Anuradha Productions’ Chowk (Marathi; UA) is a story about politics, politicians and their workers. It exposes how politicians are all the same — they use people to progress in life, and then discard them like dirt.
Sunny Shinde (Kiran Gaikwad) helps Anna (Pravin Tarde) in winning elections to the corporator’s post, but Anna doesn’t so much as even help Sunny be released from prison. Sunny had murdered the brother (Akshay Tanksale) of the then corporator, Tiger (Upendra Limaye). However, Sunny’s friend, Adhyaksh (Shubhankar Ekbote), takes the blame for the murder committed by Sunny. Ultimately, Sunny murders the person who had killed Adhyaksh. It is for this second murder that Sunny has to serve time in jail. And Adhyaksh had been murdered when Anna surreptitiously joined forces with Tiger to serve his own political ambitions.
Devendra Arun Gaikwad’s story is average because it doesn’t convey anything new. Everyone is aware that politics is a dirty game and that politicians can go to any length to achieve their goals. His screenplay is ordinary and, like the story, doesn’t offer any novelty. The twists and turns are plenty but most of them are so predictable that the drama never really rises above the ordinary level. Gaikwad’s dialogues are okay.
Kiran Gaikwad does very well as Sunny Shinde. Pravin Tarde performs ably in the role of Anna. Upendra Limaye acts ably as Tiger. Ramesh Pardeshi is okay as police inspector Mule. Sanskruti Balgude does a fair job as Kat. Shubhankar Ekbote does a fine job as Adhyaksh. Snehal Tarde lends good support as Mona, wife of Adhyaksh. Akshay Tanksale is okay as Balya, brother of Tiger. Anjali Joglekar (as Sunny’s mother), Sunil Abhyankar (as Sunny’s father), Sagar Pable (as Kat’s brother), Sandeep Juwatkar (as Naresh Chavan), Devendra Arun Gaikwad (as Ex) and Suresh Vishwakarma (as the jailor) pass muster.
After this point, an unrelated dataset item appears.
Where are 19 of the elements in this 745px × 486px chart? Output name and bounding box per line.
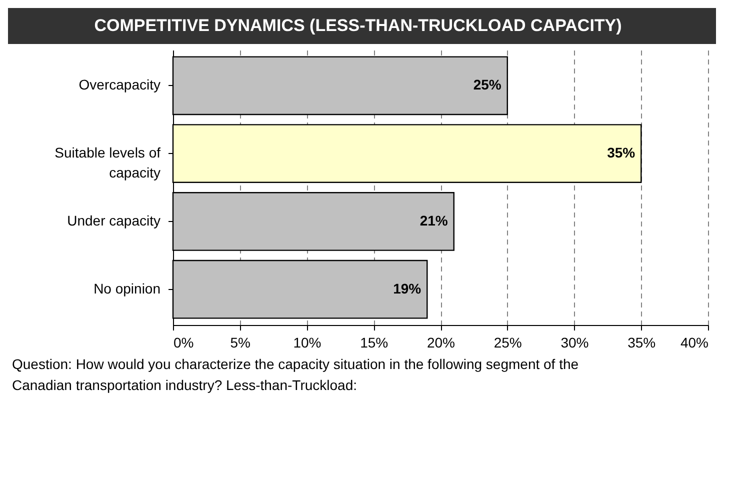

Devendra Arun Gaikwad’s direction is quite nice. Onkarswaroop’s music is alright and so are the lyrics (Dr. Vinayak Pawar and Suhas Munde). Umesh Jadhav’s choreography is hardly eye-filling. Sai-Piyush’s background music is effective. Mayur Hardas’ camerawork is okay. Pradyumna Kumar Swain’s action is realistic. Nitin Borkar’s art direction is alright. Mayur Hardas’ editing is quite good.
On the whole, Chowk is an average fare. It will do a bit better in Pune because it has been shot there.
Released on 2-6-’23 at Glamour (daily 1 show) and other cinemas of Bombay thru Panorama Studios. Publicity: fair. Opening: so-so.